Slowly, Harley got to her feet. She pulled out her phone and grimaced as the thing bent at a sharp angle in the middle. She put the destroyed phone back in her pocket and glanced at the computer. Where the computer had been was a pile of framing timbers, wallboard and ceiling paneling. Where smoke wasn’t wafting upwards, white construction plaster drifted down.

The chair she had been sitting in had been pushed across the room, too. It sat next to her, turning slowly, the green paint blistered and scored. The cushion smoldered.

The temperature was rising. Harley glanced at the window, then dismissed the idea. Adding fresh oxygen into the room would speed up the conflagration, and she wanted to preserve as much as possible.

There was only one way out of this. The way she had come in.

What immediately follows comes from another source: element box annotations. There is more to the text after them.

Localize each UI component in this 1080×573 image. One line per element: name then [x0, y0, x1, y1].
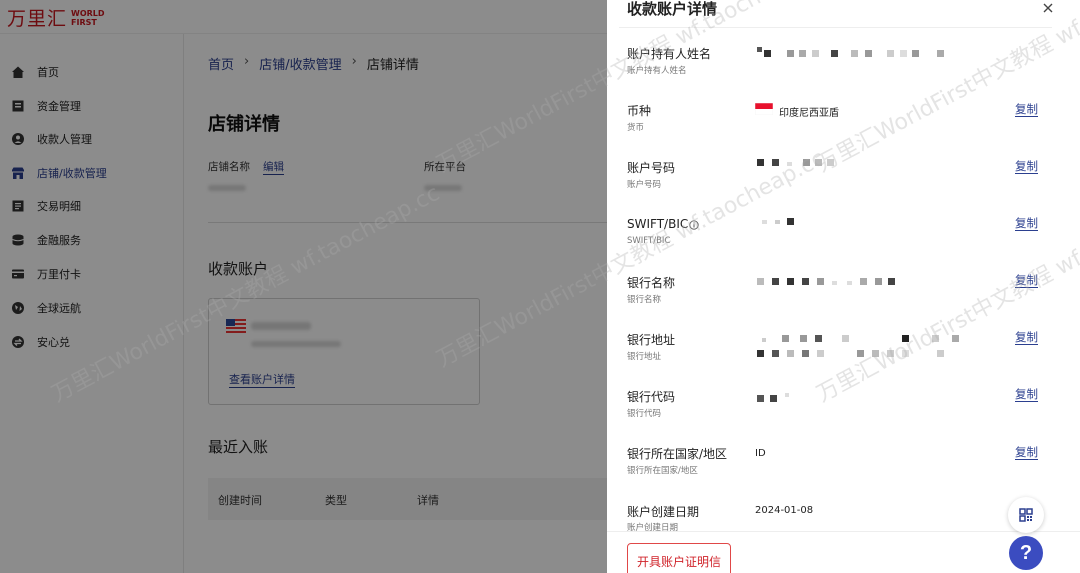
field-sublabel-holder-name: 账户持有人姓名 — [627, 66, 687, 76]
field-label-bank-address: 银行地址 — [627, 333, 676, 347]
field-sublabel-bank-name: 银行名称 — [627, 295, 662, 305]
field-label-holder-name: 账户持有人姓名 — [627, 47, 712, 61]
close-icon[interactable] — [1041, 1, 1055, 15]
account-details-drawer: 收款账户详情 账户持有人姓名 账户持有人姓名 币种 货币 印度尼西亚盾 复制 账… — [607, 0, 1080, 573]
field-sublabel-bank-address: 银行地址 — [627, 352, 662, 362]
bank-country-value: ID — [755, 448, 766, 459]
field-label-bank-country: 银行所在国家/地区 — [627, 447, 728, 461]
field-sublabel-currency: 货币 — [627, 123, 645, 133]
help-button[interactable]: ? — [1009, 536, 1043, 570]
drawer-header-divider — [619, 27, 1052, 28]
field-label-swift: SWIFT/BIC — [627, 217, 689, 231]
copy-account-number-button[interactable]: 复制 — [1015, 160, 1038, 174]
issue-account-certificate-button[interactable]: 开具账户证明信 — [627, 543, 731, 573]
field-label-bank-name: 银行名称 — [627, 276, 676, 290]
field-label-account-number: 账户号码 — [627, 161, 676, 175]
copy-currency-button[interactable]: 复制 — [1015, 103, 1038, 117]
created-date-value: 2024-01-08 — [755, 505, 814, 516]
copy-bank-address-button[interactable]: 复制 — [1015, 331, 1038, 345]
field-sublabel-bank-country: 银行所在国家/地区 — [627, 466, 698, 476]
field-label-currency: 币种 — [627, 104, 652, 118]
info-icon[interactable] — [689, 220, 699, 230]
field-sublabel-swift: SWIFT/BIC — [627, 236, 671, 246]
copy-bank-country-button[interactable]: 复制 — [1015, 446, 1038, 460]
currency-value: 印度尼西亚盾 — [779, 108, 839, 119]
modal-overlay[interactable] — [0, 0, 607, 573]
indonesia-flag-icon — [755, 103, 773, 115]
drawer-footer-divider — [607, 531, 1080, 532]
field-label-bank-code: 银行代码 — [627, 390, 676, 404]
field-sublabel-bank-code: 银行代码 — [627, 409, 662, 419]
qr-code-icon — [1019, 508, 1033, 522]
copy-bank-name-button[interactable]: 复制 — [1015, 274, 1038, 288]
field-label-created-date: 账户创建日期 — [627, 505, 700, 519]
qr-code-button[interactable] — [1008, 497, 1044, 533]
copy-swift-button[interactable]: 复制 — [1015, 217, 1038, 231]
drawer-title: 收款账户详情 — [627, 0, 718, 18]
copy-bank-code-button[interactable]: 复制 — [1015, 388, 1038, 402]
field-sublabel-account-number: 账户号码 — [627, 180, 662, 190]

There was no door left. That corner of the room had completely collapsed, along with the short section of the room that had faced the furnace. That let her see that the top of the stairs, just beneath the door into the kitchen, were burning hard. Two of them were already charcoal. They had been directly next to the furnace, which was a mangled twist of metal beneath a spurting gas flame.

The fire was pushing at her, insisting on feeding. The blaze wouldn’t be denied much longer.

“Window, it is,” Harley breathed. She bent—slowly, her back twinging—and grabbed the arm of the chair and pulled it over to the window. She tossed the cushion back toward the masonry hiding the desk. Instantly, the fire leapt and claimed it. It burst into full flame with a soft whoofing sound.

Harley stepped onto the chair and studied the window’s dimension. It should let her pass through, if she tucked her wings in hard and took it carefully. Maybe. Possibly.

The fire roared and crackled behind her as she struggled to open the old aluminum frame. It slid aside with a squeal, pouring rich, smoke-free air onto her face.

Instantly the blaze leapt toward her, eager for the air. Harley beat it back once more, but she could feel in her gut that the fire would not let her deny it a third time.